Terrible about Alison Des Forges.

The court trying alleged perpetrators of the Rwandan genocide was stunned Saturday at the death in an air crash of the top expert on the 1994 massacres, Alison Des Forges. Des Forges, 66, an expert advisor to the International Criminal Tribunal for Rwanda and human rights groups, was among the 50 victims of Thursday’s plane crash near Buffalo, New York. “It is with deep shock that the tribunal has learned of the tragic disappearance of Alison des Forges, “a spokesman for the UN tribunal based in Arusha, Tanzania, told AFP. “It is a great loss for the world of human rights, international justice and all humanity,” Roland Amoussouga said. “Alison was not only an expert but also a very committed militant.”

I was just re-reading Samantha Power’s A Problem From Hell a week or two ago, including this passage:

America’s best-informed Rwanda observer was not a government official but a private citizen, Alison Des Forges, a historian and a board member of Human Rights Watch, who lived in Buffalo, New York.
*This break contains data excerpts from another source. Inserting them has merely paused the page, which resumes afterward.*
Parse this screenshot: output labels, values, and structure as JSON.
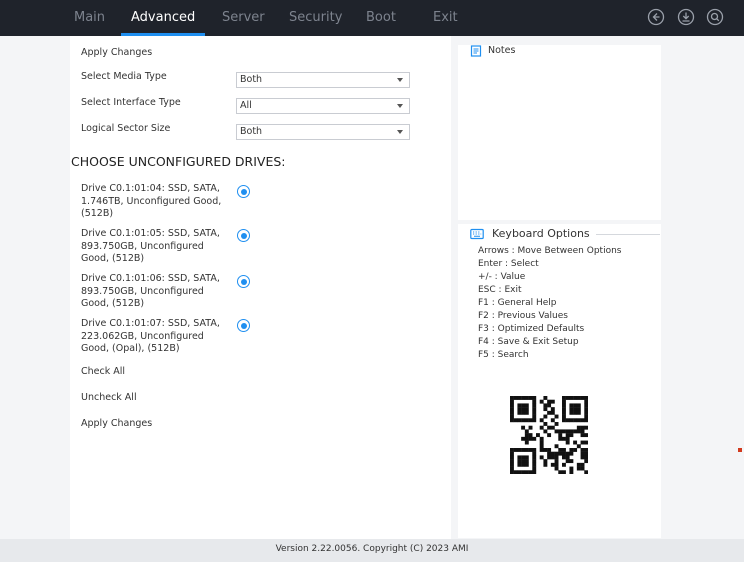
{
  "nav": {
    "tabs": [
      {
        "label": "Main"
      },
      {
        "label": "Advanced"
      },
      {
        "label": "Server"
      },
      {
        "label": "Security"
      },
      {
        "label": "Boot"
      },
      {
        "label": "Exit"
      }
    ],
    "active_tab": "Advanced",
    "icons": [
      "back-icon",
      "save-icon",
      "search-icon"
    ]
  },
  "form": {
    "apply_top": "Apply Changes",
    "media_label": "Select Media Type",
    "media_value": "Both",
    "interface_label": "Select Interface Type",
    "interface_value": "All",
    "sector_label": "Logical Sector Size",
    "sector_value": "Both",
    "heading": "CHOOSE UNCONFIGURED DRIVES:",
    "drives": [
      {
        "lines": [
          "Drive C0.1:01:04: SSD, SATA,",
          "1.746TB, Unconfigured Good,",
          "(512B)"
        ],
        "selected": true
      },
      {
        "lines": [
          "Drive C0.1:01:05: SSD, SATA,",
          "893.750GB, Unconfigured",
          "Good, (512B)"
        ],
        "selected": true
      },
      {
        "lines": [
          "Drive C0.1:01:06: SSD, SATA,",
          "893.750GB, Unconfigured",
          "Good, (512B)"
        ],
        "selected": true
      },
      {
        "lines": [
          "Drive C0.1:01:07: SSD, SATA,",
          "223.062GB, Unconfigured",
          "Good, (Opal), (512B)"
        ],
        "selected": true
      }
    ],
    "check_all": "Check All",
    "uncheck_all": "Uncheck All",
    "apply_bottom": "Apply Changes"
  },
  "notes": {
    "title": "Notes"
  },
  "keyboard": {
    "title": "Keyboard Options",
    "lines": [
      "Arrows : Move Between Options",
      "Enter   : Select",
      "+/-      : Value",
      "ESC     : Exit",
      "F1       : General Help",
      "F2       : Previous Values",
      "F3       : Optimized Defaults",
      "F4       : Save & Exit Setup",
      "F5       : Search"
    ]
  },
  "footer": {
    "text": "Version 2.22.0056. Copyright (C) 2023 AMI"
  },
  "colors": {
    "accent": "#1f8ff0",
    "topbar": "#1f232b"
  }
}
Des Forges had been visiting Rwanda since 1963…Half an hour after the plane crash [that killed Habyarimana] Des Forges got a phone call from a close friend in Kigali, the human-rights activist Monique Mujawamariya. Des Forges had been worried about Mujawamariya for weeks because the hate-propagating Radio Mille Collines had branded her “a bad patriot who deserves to die.”…Now Habyarimana was dead, and Mujawamariya knew instandtly that the hard-line Hutu would use the incident as a pretext to begin mass killing. “This is it,” she told Des Forges on the phone. For the next twenty four hours, Des Forges called her friend’s home every half hour. With each conversation Des Forges could hear the gunfire growing louder as the Hutu militia drew closer. Finally the gunmen entered Mujawamariya’s home. “I don’t want you to hear this,” Mujawamariya said softly. “Take care of my children.” She hung up the phone.

She survived, though, and escaped Kigali, and she and Des Forges did their best to get the Clinton administration to act – to no avail.

Des Forges appeared as an expert witness in 11 trials for genocide at the ICTR, three trials in Belgium, and at trials in Switzerland, the Netherlands, and Canada. Her book “No Witness Must Survive” is regarded as the reference work on the Rwandan genocide…Des Forges was also a senior adviser to Human Rights Watch, whose boss Kenneth Roth called her “truly wonderful, the epitome of the human rights activist – principled, dispassionate, committed to the truth and to using that truth to protect ordinary people. She was among the first to highlight the ethnic tensions that led to the genocide, and when it happened and the world stood by and watched, Alison did everything humanly possible to save people.”